Una película antigua de casi dos horas y media; había supuesto que quizá no aguantarían verla entera, pero, para mi sorpresa, la vieron de principio a fin.
Algunas cosas han envejecido, otras no
Muchas cosas, vistas ahora, ya tienen un aire de otra época. Los efectos especiales, y también el ritmo de la trama.
Pero algunas cosas no envejecen con tanta facilidad. Como una misión clara, un grupo de personas obligadas a enfrentarse a una crisis y esa decisión que, al final, siempre le toca cargar a alguien.

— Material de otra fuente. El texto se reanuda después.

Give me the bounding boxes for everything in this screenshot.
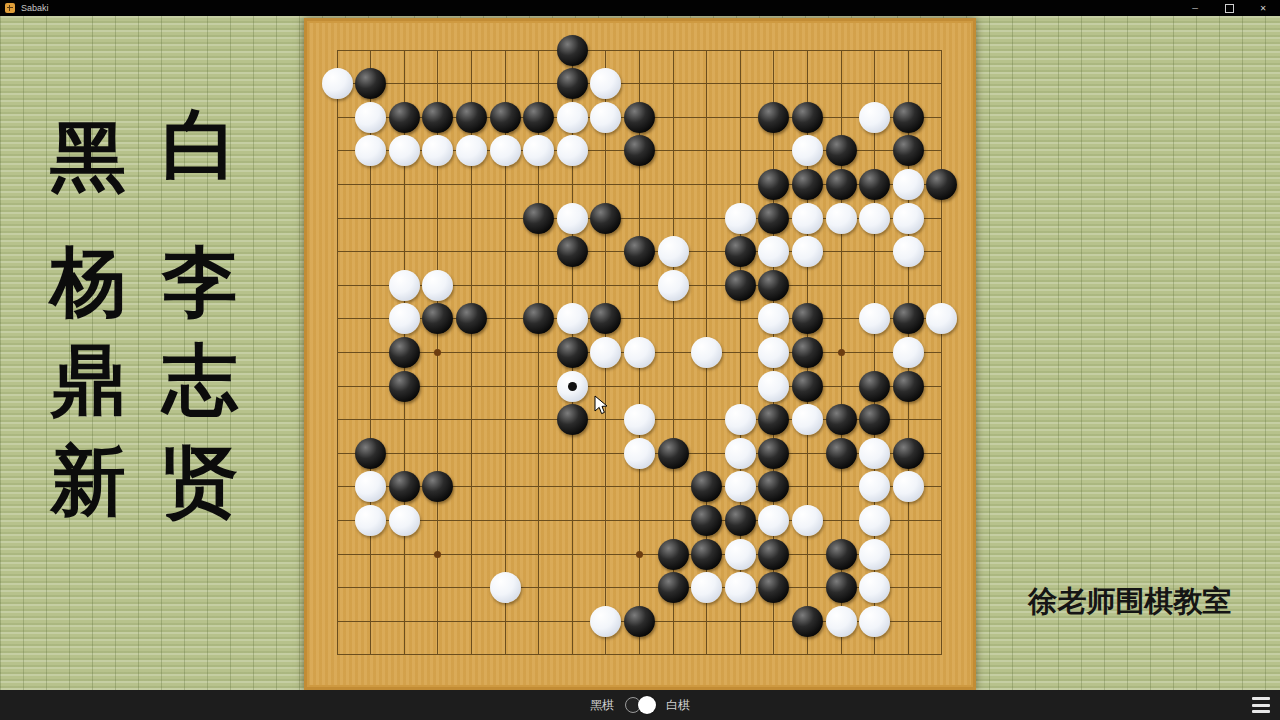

Cuando vi esta película de niño, lo que recordaba era la NASA, el transbordador espacial, el asteroide, las perforaciones, las explosiones, y también a Liv Tyler, a Ben Affleck y aquel club de striptease. Al verla de nuevo ahora, siento en cambio que lo que de verdad se queda contigo es el final.
Solo porque alguien no vuelve, cobra su peso
Si al final de la historia no hubiera sacrificio, esta película sería, seguramente, una más entre las bulliciosas cintas de catástrofes. Es precisamente porque alguien no vuelve por lo que cobra su peso.
Muchos años después, tras verla entera con mis hijos, me queda dentro una sensación muy sutil. Antes me sentaba yo solo frente al televisor, cautivado por la película; ahora miro a mis hijos sentados a mi lado y vemos juntos, hasta el final, aquella historia que de niño me parecía tan emocionante.
La misma película, vista de nuevo tras tantos años: lo que ha cambiado no es solo la película, sino también quien la mira, y esas pocas figuritas menudas que, entretanto, han aparecido a mi lado.